Behind me, the sun is setting, casting shadows onto his face. He and I are the only ones on the beach, the empty sand stretching as far as I can see both ways. Anyone loitering by the road wouldn't be able to hear us over the coastal wind. It suddenly strikes me, how ridiculous and unbelievably fucked up my life is. I don't even know what he wants from me, but I wish I could wander down this road with him. 

His green eyes rake over my disheveled appearance and bare feet. I'm sure he's wondering what I'm doing looking homeless on a Thursday night at the beach. He meets my gaze again, leaning back on his elbows. "Enjoying your summer?"

"Not really." I wish I could stop being so honest with him. 

He glances down at the green plastic bag in my left hand. "What do you have there?"

Instinctively, I hide the bag behind my back. "I wanted to get a souvenir but I couldn't find anything I wanted."

"If you're not enjoying your summer why do you want to remember it?"

We sit in the silence for a moment, neither of us breaking eye contact. The wind blotting out our voices makes me feel anonymous in a way. 

"I'm hoping I can turn it around, and it ends well." 

"Are you, like, running from something?" He is observably confused, which isn't surprising considering all of the horrible tidbits I have dropped around him. 

"In a way." Actually, I am running towards something. Something very dangerous and frightening. 

"Someone?"

I shake my head 'no' and he looks placated for a moment. 

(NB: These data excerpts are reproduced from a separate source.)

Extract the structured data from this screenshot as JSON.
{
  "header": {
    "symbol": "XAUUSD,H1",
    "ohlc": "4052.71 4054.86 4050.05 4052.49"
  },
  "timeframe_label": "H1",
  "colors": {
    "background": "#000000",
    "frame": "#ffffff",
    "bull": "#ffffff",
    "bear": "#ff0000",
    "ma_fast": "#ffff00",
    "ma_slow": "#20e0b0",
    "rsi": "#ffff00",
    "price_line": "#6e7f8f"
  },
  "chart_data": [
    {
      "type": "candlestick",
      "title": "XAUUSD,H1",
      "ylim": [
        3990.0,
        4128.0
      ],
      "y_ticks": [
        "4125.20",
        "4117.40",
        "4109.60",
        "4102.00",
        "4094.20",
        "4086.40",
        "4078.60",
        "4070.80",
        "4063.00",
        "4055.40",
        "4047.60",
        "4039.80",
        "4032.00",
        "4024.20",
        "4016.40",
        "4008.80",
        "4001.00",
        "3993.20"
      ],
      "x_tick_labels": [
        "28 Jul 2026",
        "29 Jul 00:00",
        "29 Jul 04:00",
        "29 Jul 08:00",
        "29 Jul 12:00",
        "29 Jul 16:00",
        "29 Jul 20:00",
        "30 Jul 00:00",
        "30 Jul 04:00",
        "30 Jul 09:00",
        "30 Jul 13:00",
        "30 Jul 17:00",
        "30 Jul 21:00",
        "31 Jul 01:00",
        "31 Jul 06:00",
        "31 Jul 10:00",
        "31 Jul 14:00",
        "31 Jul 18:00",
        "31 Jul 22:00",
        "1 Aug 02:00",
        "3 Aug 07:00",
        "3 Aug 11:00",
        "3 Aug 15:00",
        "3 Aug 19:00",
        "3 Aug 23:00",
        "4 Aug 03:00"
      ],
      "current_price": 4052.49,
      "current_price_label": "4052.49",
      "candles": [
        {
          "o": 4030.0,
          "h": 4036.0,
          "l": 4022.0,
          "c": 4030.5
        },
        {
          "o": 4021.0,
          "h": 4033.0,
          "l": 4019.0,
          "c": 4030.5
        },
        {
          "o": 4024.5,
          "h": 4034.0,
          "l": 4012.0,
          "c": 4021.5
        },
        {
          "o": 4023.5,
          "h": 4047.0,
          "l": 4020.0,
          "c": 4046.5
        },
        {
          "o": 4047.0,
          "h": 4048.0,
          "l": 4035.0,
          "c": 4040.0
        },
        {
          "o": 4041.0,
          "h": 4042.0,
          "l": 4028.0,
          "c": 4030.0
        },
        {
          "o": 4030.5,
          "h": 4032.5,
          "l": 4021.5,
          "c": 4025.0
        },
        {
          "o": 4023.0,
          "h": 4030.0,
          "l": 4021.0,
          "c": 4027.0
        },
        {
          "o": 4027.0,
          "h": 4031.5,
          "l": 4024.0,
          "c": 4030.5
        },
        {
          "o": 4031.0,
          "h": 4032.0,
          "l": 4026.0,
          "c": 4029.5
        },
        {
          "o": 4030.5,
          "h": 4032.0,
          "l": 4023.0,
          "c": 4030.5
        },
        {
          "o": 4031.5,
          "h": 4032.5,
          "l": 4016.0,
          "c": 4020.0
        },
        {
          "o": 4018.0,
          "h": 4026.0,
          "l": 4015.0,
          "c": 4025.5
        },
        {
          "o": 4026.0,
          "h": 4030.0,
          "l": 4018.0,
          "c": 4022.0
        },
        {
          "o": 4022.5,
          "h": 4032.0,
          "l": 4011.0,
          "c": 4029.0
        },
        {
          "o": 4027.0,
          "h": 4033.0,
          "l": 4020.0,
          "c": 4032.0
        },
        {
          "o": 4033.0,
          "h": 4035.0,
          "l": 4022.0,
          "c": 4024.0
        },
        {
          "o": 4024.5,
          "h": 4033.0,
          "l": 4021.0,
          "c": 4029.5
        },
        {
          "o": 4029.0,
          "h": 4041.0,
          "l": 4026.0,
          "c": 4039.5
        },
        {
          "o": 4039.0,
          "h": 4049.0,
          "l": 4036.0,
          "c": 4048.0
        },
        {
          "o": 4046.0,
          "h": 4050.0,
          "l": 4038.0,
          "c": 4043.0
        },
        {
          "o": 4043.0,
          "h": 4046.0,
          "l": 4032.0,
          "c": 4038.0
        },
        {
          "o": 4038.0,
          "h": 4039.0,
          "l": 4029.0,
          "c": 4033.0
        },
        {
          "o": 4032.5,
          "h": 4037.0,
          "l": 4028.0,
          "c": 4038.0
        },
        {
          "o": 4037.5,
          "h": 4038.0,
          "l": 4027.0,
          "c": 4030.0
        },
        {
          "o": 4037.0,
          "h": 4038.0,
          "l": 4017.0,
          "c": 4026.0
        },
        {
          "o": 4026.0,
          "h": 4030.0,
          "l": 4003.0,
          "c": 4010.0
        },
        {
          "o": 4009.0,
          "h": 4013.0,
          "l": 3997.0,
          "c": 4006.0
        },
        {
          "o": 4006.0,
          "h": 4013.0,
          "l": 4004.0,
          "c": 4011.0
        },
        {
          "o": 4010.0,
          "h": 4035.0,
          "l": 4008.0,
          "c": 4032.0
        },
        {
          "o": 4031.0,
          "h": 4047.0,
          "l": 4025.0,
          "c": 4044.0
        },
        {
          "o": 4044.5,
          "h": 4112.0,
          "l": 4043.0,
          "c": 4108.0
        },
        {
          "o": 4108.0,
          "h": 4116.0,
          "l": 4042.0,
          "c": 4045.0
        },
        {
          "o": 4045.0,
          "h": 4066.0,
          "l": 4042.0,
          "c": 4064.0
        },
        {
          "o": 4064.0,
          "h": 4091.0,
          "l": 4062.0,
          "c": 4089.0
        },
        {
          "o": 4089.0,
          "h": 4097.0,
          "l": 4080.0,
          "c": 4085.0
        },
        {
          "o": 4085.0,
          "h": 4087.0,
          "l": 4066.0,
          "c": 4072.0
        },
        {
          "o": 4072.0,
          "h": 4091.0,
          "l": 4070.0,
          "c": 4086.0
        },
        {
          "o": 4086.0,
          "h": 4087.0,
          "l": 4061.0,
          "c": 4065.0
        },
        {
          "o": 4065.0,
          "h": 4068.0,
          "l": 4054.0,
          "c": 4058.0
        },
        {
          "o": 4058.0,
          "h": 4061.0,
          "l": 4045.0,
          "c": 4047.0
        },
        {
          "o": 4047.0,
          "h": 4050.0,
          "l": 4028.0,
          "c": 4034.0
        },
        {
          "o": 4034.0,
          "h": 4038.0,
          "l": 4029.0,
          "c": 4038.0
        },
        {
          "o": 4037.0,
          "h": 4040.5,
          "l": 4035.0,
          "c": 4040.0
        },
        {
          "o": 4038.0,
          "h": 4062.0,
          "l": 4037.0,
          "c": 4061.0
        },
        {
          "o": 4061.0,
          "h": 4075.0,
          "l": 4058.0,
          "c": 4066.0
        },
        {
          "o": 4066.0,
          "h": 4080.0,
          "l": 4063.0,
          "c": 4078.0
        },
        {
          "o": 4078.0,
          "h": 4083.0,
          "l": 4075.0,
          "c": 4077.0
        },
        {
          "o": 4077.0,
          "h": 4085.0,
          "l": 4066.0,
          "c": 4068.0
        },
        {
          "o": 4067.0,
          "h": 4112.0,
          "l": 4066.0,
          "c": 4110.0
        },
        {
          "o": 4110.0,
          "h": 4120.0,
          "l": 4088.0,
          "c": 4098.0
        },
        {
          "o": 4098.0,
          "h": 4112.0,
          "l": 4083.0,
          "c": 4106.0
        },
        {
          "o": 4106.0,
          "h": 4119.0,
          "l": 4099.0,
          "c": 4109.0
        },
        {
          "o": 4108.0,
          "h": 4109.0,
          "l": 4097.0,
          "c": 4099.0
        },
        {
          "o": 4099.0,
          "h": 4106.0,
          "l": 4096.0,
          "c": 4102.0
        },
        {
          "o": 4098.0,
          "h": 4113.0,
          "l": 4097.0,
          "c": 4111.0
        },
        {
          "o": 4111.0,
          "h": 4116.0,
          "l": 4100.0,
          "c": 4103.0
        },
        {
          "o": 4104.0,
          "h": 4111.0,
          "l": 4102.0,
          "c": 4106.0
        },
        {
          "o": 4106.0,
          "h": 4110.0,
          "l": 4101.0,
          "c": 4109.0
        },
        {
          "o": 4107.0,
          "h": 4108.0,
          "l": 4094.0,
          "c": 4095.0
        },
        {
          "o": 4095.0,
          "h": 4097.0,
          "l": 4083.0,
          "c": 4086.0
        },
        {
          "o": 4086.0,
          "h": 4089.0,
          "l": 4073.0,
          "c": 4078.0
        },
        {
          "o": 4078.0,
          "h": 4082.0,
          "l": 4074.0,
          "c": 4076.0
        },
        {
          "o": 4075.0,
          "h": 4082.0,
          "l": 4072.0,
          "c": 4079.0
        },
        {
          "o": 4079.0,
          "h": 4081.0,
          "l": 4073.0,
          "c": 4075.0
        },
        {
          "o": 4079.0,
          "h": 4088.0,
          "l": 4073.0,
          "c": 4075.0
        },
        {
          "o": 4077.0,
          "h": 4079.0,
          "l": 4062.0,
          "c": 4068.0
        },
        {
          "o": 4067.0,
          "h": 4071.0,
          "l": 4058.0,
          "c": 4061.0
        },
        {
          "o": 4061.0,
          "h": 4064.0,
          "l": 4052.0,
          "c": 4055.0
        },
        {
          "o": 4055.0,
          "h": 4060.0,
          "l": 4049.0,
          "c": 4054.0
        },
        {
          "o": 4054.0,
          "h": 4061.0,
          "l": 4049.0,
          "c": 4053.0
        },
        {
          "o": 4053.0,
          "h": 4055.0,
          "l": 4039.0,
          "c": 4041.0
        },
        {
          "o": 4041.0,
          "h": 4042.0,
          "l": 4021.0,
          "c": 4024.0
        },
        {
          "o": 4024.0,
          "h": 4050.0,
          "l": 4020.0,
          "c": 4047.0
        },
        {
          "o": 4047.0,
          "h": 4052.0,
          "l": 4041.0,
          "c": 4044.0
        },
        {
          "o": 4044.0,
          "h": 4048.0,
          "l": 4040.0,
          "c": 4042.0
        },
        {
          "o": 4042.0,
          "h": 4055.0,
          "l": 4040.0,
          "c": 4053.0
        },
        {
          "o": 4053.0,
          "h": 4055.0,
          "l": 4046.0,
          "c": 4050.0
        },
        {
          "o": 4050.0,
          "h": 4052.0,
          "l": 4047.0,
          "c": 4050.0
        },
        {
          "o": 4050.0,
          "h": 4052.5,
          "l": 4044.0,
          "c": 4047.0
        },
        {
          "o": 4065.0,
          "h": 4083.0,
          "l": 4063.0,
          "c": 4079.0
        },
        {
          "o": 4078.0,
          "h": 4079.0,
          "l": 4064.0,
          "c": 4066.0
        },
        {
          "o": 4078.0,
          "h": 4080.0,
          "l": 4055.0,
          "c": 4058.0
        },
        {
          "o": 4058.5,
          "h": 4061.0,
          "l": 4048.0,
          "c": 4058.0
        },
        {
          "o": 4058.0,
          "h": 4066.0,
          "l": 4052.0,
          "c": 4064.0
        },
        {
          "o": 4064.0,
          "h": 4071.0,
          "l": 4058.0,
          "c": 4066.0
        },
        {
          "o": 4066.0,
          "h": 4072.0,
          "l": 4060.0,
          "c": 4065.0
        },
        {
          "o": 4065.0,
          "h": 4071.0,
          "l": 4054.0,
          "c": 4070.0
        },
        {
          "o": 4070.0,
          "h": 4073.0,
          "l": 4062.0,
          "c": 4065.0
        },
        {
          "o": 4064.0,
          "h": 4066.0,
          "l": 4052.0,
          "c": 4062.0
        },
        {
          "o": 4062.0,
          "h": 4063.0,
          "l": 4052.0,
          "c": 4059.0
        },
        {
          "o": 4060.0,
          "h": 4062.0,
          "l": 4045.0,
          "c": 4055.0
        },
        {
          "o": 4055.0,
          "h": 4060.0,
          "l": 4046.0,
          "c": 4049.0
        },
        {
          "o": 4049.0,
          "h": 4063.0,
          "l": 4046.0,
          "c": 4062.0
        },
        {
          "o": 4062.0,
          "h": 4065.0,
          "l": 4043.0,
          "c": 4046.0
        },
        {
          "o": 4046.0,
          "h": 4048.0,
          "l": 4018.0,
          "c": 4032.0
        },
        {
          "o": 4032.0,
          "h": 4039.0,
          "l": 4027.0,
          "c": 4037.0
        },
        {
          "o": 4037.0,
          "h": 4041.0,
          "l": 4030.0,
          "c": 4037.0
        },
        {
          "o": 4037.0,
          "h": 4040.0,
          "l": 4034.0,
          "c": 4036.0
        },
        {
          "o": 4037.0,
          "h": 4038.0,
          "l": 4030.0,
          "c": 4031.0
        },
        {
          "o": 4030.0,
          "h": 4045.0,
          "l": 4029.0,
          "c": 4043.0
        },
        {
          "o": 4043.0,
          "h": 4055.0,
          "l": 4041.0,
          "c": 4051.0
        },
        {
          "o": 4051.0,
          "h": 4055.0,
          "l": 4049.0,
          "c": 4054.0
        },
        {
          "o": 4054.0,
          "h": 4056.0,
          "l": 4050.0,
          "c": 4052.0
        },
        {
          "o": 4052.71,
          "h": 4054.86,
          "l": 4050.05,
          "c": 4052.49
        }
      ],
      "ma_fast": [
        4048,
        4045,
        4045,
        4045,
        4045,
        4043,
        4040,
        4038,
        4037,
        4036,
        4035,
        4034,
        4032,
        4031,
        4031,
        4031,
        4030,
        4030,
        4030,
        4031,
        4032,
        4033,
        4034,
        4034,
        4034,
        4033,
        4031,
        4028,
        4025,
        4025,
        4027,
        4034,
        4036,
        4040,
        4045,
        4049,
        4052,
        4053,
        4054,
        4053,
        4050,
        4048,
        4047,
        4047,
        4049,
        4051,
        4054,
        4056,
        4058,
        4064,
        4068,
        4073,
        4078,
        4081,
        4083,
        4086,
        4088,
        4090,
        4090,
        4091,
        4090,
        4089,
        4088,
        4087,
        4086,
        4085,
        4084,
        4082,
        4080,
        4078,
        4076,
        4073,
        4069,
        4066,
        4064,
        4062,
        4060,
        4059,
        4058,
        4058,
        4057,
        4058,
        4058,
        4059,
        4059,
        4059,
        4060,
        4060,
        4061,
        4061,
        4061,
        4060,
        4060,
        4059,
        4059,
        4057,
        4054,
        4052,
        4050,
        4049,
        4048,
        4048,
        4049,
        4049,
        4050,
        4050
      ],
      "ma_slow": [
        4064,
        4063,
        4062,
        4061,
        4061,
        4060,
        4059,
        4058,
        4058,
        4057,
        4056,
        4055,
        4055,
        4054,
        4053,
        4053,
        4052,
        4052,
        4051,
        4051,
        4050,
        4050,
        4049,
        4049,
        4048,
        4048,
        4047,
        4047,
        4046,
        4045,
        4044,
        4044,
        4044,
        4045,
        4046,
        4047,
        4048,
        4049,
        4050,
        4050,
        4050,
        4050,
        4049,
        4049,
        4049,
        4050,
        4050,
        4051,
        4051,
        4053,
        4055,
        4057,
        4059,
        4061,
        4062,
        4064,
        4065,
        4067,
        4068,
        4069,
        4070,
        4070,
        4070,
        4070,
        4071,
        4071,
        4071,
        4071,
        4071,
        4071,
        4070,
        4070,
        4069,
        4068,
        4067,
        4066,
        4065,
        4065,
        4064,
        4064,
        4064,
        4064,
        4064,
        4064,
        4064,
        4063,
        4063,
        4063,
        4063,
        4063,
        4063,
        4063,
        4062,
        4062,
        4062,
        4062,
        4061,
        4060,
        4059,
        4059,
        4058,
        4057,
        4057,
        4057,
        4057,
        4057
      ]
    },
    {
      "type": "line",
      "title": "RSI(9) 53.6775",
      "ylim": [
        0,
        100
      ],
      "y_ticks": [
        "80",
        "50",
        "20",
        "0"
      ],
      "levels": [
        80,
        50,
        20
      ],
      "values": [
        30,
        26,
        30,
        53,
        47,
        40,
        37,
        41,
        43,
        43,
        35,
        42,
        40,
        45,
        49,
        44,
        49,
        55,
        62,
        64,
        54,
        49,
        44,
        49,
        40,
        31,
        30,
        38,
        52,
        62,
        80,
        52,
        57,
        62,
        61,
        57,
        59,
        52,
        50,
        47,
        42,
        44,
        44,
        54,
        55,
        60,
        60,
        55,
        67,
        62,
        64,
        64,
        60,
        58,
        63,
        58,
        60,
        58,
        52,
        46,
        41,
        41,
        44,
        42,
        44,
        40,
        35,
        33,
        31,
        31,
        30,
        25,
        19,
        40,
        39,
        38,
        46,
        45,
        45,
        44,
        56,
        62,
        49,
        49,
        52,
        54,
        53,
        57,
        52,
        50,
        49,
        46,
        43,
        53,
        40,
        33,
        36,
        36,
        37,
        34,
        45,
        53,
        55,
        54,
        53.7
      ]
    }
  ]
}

Suddenly, he's looking over my shoulder at the water. "You know, I live here year round. I don't know if I mentioned that."

"You didn't." He doesn't look over at me. 

"It gets kind of boring here, when summer melts away into autumn. Its so different than what tourists see, when they're here for a blip of time in the summer."

"I'm sure."

"It feels crowded in the summer, but really empty for the rest of the year." He looks back over at me finally. "So if your summer doesn't end well, the way you want, just know that it really doesn't for anyone here."

I can't tell if that is supposed to be depressing or comforting.  I say goodnight to him even though I don't wan't to, and I let my cold feet carry me through the wet sand, away from him, presumably forever. I can feel his curious eyes follow me every step of the way.